Since Gabriel’s visit, high-ranking ministers from France and Italy also have visited Tehran. British Foreign Secretary Philip Hammond plans to rush there Saturday to reopen his nation’s embassy, amid concerns that British business is falling behind its continental counterparts. Spain, Sweden and Poland plan to follow in the fall. Most of the lawmakers have brought top business leaders with them.
Next month, Austrian President Heinz Fischer plans to be the first European head of state to visit Tehran since 2004. Vienna also hosted a major EU-Iran trade conference just a week after the deal was signed.
 “A lot of companies at the moment are preparing agreements to be signed the moment sanctions are lifted,” said Michael Tockuss, the head of the German-Iranian Chamber of Commerce. He said his association is organizing a trip every week for companies interested in doing deals in Iran. Requests for advice have tripled since the accord was announced.

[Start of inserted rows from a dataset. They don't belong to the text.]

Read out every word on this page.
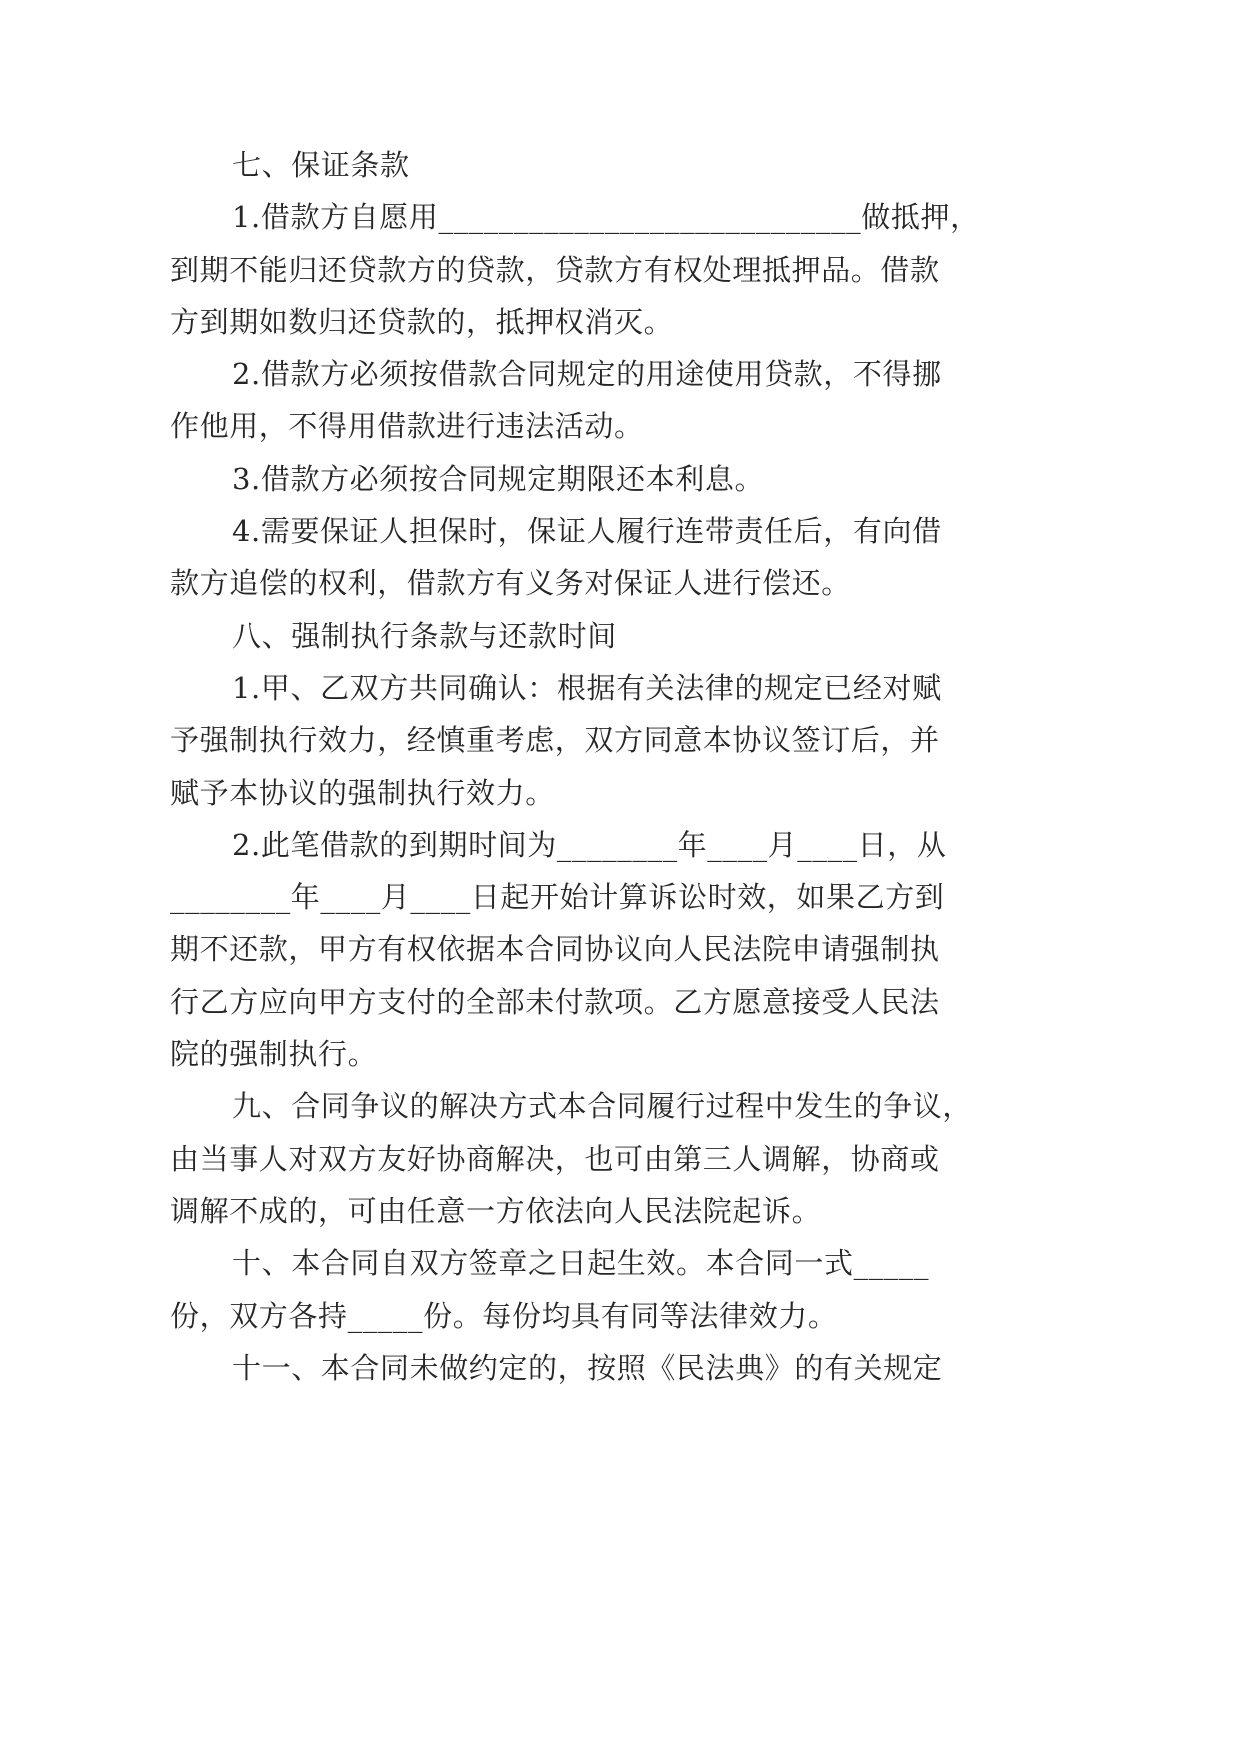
七、保证条款
1.借款方自愿用____________________________做抵押，
到期不能归还贷款方的贷款，贷款方有权处理抵押品。借款
方到期如数归还贷款的，抵押权消灭。
2.借款方必须按借款合同规定的用途使用贷款，不得挪
作他用，不得用借款进行违法活动。
3.借款方必须按合同规定期限还本利息。
4.需要保证人担保时，保证人履行连带责任后，有向借
款方追偿的权利，借款方有义务对保证人进行偿还。
八、强制执行条款与还款时间
1.甲、乙双方共同确认：根据有关法律的规定已经对赋
予强制执行效力，经慎重考虑，双方同意本协议签订后，并
赋予本协议的强制执行效力。
2.此笔借款的到期时间为________年____月____日，从
________年____月____日起开始计算诉讼时效，如果乙方到
期不还款，甲方有权依据本合同协议向人民法院申请强制执
行乙方应向甲方支付的全部未付款项。乙方愿意接受人民法
院的强制执行。
九、合同争议的解决方式本合同履行过程中发生的争议，
由当事人对双方友好协商解决，也可由第三人调解，协商或
调解不成的，可由任意一方依法向人民法院起诉。
十、本合同自双方签章之日起生效。本合同一式_____
份，双方各持_____份。每份均具有同等法律效力。
十一、本合同未做约定的，按照《民法典》的有关规定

Some initial agreements are already being signed—with government stamps of approval. Italian bank Mediobanca signed a memorandum of understanding in Tehran this month to finance deals between Italian and Iranian businesses. The loans would be guaranteed by Italy’s state-run export credit company, which has estimated that removing sanctions could increase Italian exports to Iran by $3.3 billion by the end of 2018.
Many analysts say European policymakers would have little patience for a US rejection of the agreement. Europe never sundered ties with Iran as completely as the United States did.
 “There is no particular reason why the Europeans would let themselves be affected by US self-inflicted injuries,” said François Heisbourg, a defense analyst at the Paris-based Foundation for Strategic Research.
European firms have been salivating over the prospect of a deal, with leaders preparing to sign contracts as soon as it is legal for them to do so.
 “Iran is an El Dorado for oil,” said Paolo Scaroni, who, when he headed the Italian energy giant Eni, met with Iranian Oil Minister Bijan Namdar Zanganeh about potential investments. At the time of the December 2013 meeting, Scaroni said, “there was already a kind of smell that sanctions might be reduced or eliminated.”
But as the rush picks up between Europe and Tehran, the US-Iran contacts have been far quieter.
In the short term, most American businesses stand to gain far less than their European counterparts. The accord, nevertheless, opens the door for some US companies to expand their business with the Islamic Republic and lays the groundwork for more trade and investment in future years.
A separate clause in the agreement allows for the sale of commercial aircraft and parts to Iran, which wants to buy at least 400 new planes over the next decade from both Boeing and Airbus.
Given the size of the Iranian market, said Richard Nephew, the lead US sanctions expert negotiating with Iran until early this year, it is surprising that more US companies have not been openly advocating for the deal as congress prepares to vote on it.
 “But three, four or five years from now, I can see them going to congress and saying, ‘The Europeans are making a mint while we’re off in the side lot,’ and asking for a change,” Nephew said.
Current sanctions allow limited trade with Iran in areas such as drugs, food and medical equipment. In practice, however, a lot of companies don’t take full advantage because the sanctions leave only a limited number of firms to facilitate the trade.
 “I can under the law send an MRI machine, with a permit,” said Farhad Alavi, a sanctions lawyer with the Akrivis Law Group in Washington. “But it’s hard to find a company to ship it. It’s hard to get paid. With the US removal of penalties, third-country companies might come into the fray.”
Alavi said most of the companies that have contacted him since the deal was announced are taking a long view of investment prospects, but he said they may find that the Europeans are already entrenched in the market.
“Iran is on everybody’s radar,” he said.